Introduction
In a presentation at InfoQ Dev Summit Boston, Vivek Gupta, Director of the AI Rotational Program at Microsoft, shared his insights on how to grow and cultivate strong machine learning (ML) engineers. With over 30 years of experience in software development and more than a decade focused on AI and ML, Gupta provided a comprehensive guide for managers and engineers alike. This post summarizes the key takeaways from his talk.
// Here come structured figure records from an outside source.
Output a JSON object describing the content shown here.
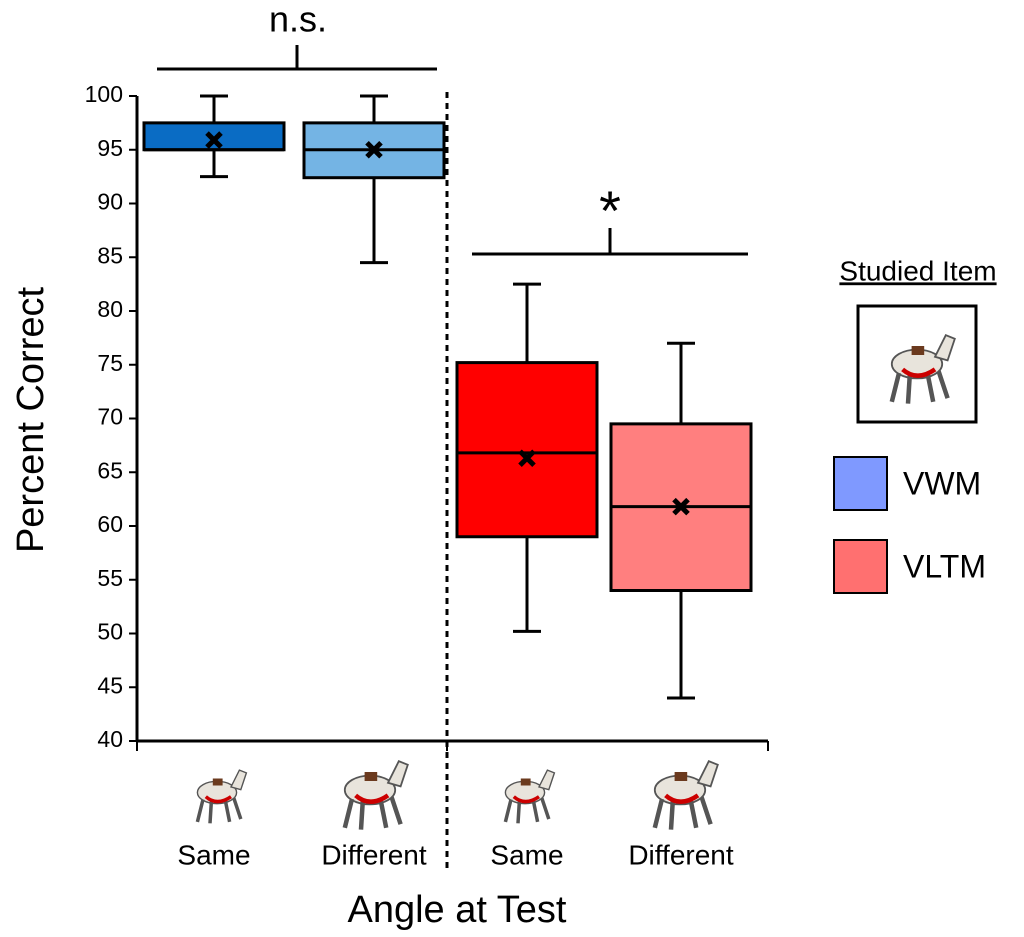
{
  "chart_data": {
    "type": "box",
    "ylabel": "Percent Correct",
    "xlabel": "Angle at Test",
    "categories": [
      "Same",
      "Different",
      "Same",
      "Different"
    ],
    "ylim": [
      40,
      100
    ],
    "yticks": [
      40,
      45,
      50,
      55,
      60,
      65,
      70,
      75,
      80,
      85,
      90,
      95,
      100
    ],
    "legend_title": "Studied Item",
    "annotations": [
      "n.s.",
      "*"
    ],
    "series": [
      {
        "name": "VWM",
        "color": "#7f99ff",
        "box_colors": [
          "#0a6cc4",
          "#74b4e4"
        ],
        "values": [
          {
            "min": 92.5,
            "q1": 95,
            "median": 95,
            "q3": 97.5,
            "max": 100,
            "mean": 95.9
          },
          {
            "min": 84.5,
            "q1": 92.4,
            "median": 95,
            "q3": 97.5,
            "max": 100,
            "mean": 95
          }
        ]
      },
      {
        "name": "VLTM",
        "color": "#ff7070",
        "box_colors": [
          "#ff0000",
          "#ff7f7f"
        ],
        "values": [
          {
            "min": 50.2,
            "q1": 59,
            "median": 66.8,
            "q3": 75.2,
            "max": 82.5,
            "mean": 66.3
          },
          {
            "min": 44,
            "q1": 54,
            "median": 61.8,
            "q3": 69.5,
            "max": 77,
            "mean": 61.8
          }
        ]
      }
    ]
  }
}
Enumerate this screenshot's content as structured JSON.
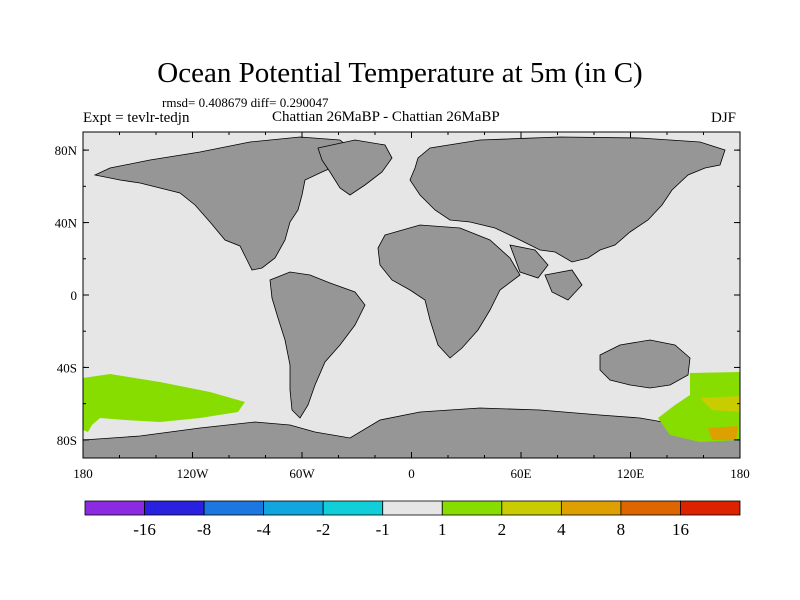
{
  "title": "Ocean Potential Temperature at 5m (in C)",
  "stats": "rmsd= 0.408679 diff= 0.290047",
  "left_label": "Expt = tevlr-tedjn",
  "center_label": "Chattian  26MaBP - Chattian  26MaBP",
  "right_label": "DJF",
  "colors": {
    "ocean": "#e6e6e6",
    "land": "#969696",
    "anomaly_1_2": "#88dd00",
    "anomaly_2_4": "#c8cc00",
    "anomaly_4_8": "#dda000"
  },
  "map": {
    "projection": "cylindrical-equidistant",
    "lon_range": [
      -180,
      180
    ],
    "lat_range": [
      -90,
      90
    ],
    "x_ticks": [
      {
        "lon": -180,
        "label": "180"
      },
      {
        "lon": -120,
        "label": "120W"
      },
      {
        "lon": -60,
        "label": "60W"
      },
      {
        "lon": 0,
        "label": "0"
      },
      {
        "lon": 60,
        "label": "60E"
      },
      {
        "lon": 120,
        "label": "120E"
      },
      {
        "lon": 180,
        "label": "180"
      }
    ],
    "y_ticks": [
      {
        "lat": 80,
        "label": "80N"
      },
      {
        "lat": 40,
        "label": "40N"
      },
      {
        "lat": 0,
        "label": "0"
      },
      {
        "lat": -40,
        "label": "40S"
      },
      {
        "lat": -80,
        "label": "80S"
      }
    ]
  },
  "colorbar": {
    "colors": [
      "#8a2be2",
      "#2a20e0",
      "#1c78e0",
      "#12a6e0",
      "#10cfd8",
      "#e6e6e6",
      "#88dd00",
      "#c8cc00",
      "#dda000",
      "#dd6600",
      "#dd2200"
    ],
    "labels": [
      "-16",
      "-8",
      "-4",
      "-2",
      "-1",
      "1",
      "2",
      "4",
      "8",
      "16"
    ]
  }
}
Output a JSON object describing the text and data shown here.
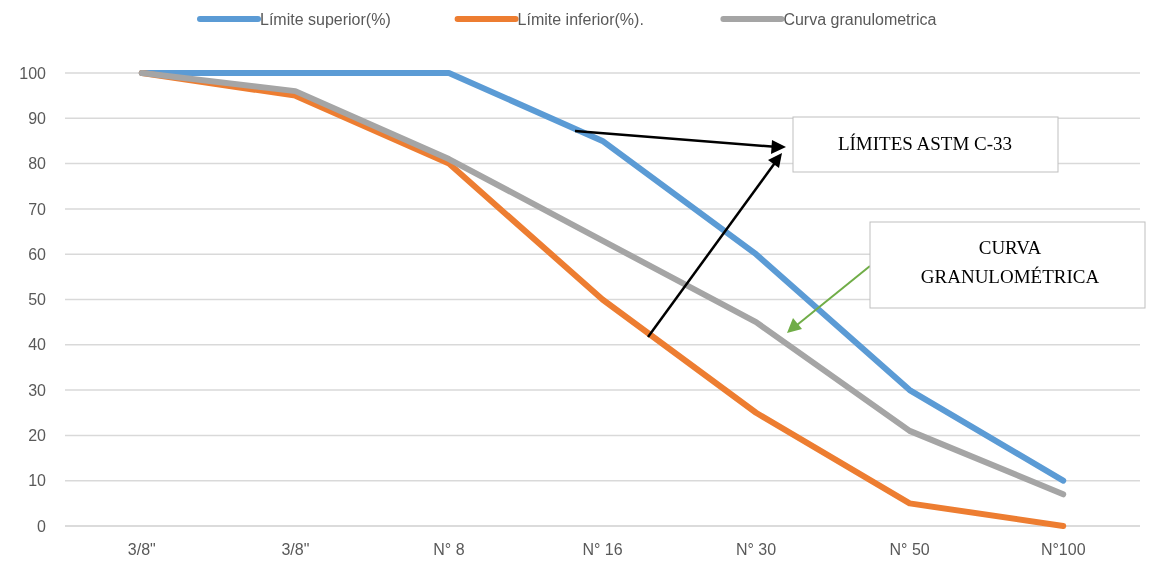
{
  "chart_data": {
    "type": "line",
    "categories": [
      "3/8\"",
      "3/8\"",
      "N° 8",
      "N° 16",
      "N° 30",
      "N° 50",
      "N°100"
    ],
    "series": [
      {
        "name": "Límite superior(%)",
        "color": "#5b9bd5",
        "values": [
          100,
          100,
          100,
          85,
          60,
          30,
          10
        ]
      },
      {
        "name": "Límite inferior(%).",
        "color": "#ed7d31",
        "values": [
          100,
          95,
          80,
          50,
          25,
          5,
          0
        ]
      },
      {
        "name": "Curva granulometrica",
        "color": "#a5a5a5",
        "values": [
          100,
          96,
          81,
          63,
          45,
          21,
          7
        ]
      }
    ],
    "ylim": [
      0,
      100
    ],
    "yticks": [
      0,
      10,
      20,
      30,
      40,
      50,
      60,
      70,
      80,
      90,
      100
    ],
    "grid": "y",
    "legend": "top",
    "marker": "none",
    "line_style": "solid",
    "annotations": [
      "LÍMITES ASTM C-33",
      "CURVA GRANULOMÉTRICA"
    ]
  }
}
What Managers Need to Know
To effectively lead ML engineers, managers need a broad understanding of various domains, including product management, applied sciences, and engineering. While they don't need to be experts in everything, they must stay current with the latest tools and technologies to guide their teams and foster innovation.
Nourishing Early-Career Engineers
For engineers just starting their careers, Gupta emphasized the following:
- Feedback: Provide regular and constructive feedback on coding, collaboration, and prioritization.
- Time to Learn: Carve out dedicated time for learning and experimentation, such as through hackathons.
- Encourage Questions: Create a safe environment where asking questions is encouraged to avoid engineers getting stuck.
- Mentoring: Assign mentors to guide them through their learning journey.
- Collaboration: Foster collaboration across different teams and disciplines to share knowledge and reduce duplicate efforts.
Cultivating Senior Engineers
For senior engineers, the focus shifts to:
- Advanced Mentoring: They should not only receive mentoring from more senior people but also become mentors to junior engineers.
- Wider Collaboration: Encourage them to look for collaboration opportunities across the entire organization.
- Driving Innovation: They should be proposing new ideas for projects and hackathons.
Essential Skills for Production Machine Learning
Gupta highlighted that ML engineers need all the standard engineering skills (coding, testing, DevOps, etc.), but they also require specialized skills for production ML:
- Understanding Data Science: ML engineers need to understand the data science process to build scalable and resilient systems.
- Data Management: This includes tracking data used for training and validation, managing data pipelines, and monitoring for data shifts.
- Privacy and Security: Ensuring that data is handled in a privacy-preserving and secure manner is crucial.
- Training Pipelines: Building automated and consistent pipelines for model training and retraining.
- Model and Prompt Management: Versioning models, managing prompts for LLMs, and ensuring compatibility when models are updated.
- Evaluation: Implementing robust evaluation techniques for models, especially for LLMs where answers are probabilistic.
- Telemetry: Collecting data on model performance in production to identify when retraining is needed.
- Human in the Loop: Designing systems that incorporate human oversight before accepting automated results.
- User Feedback: Closing the loop by incorporating user feedback to improve models over time.
Conclusion
Growing and cultivating strong ML engineers requires a multifaceted approach that includes providing the right support for early-career engineers, fostering the growth of senior engineers, and developing the specialized skills needed for production machine learning. By focusing on these areas, organizations can build high-performing ML teams that drive innovation and deliver value.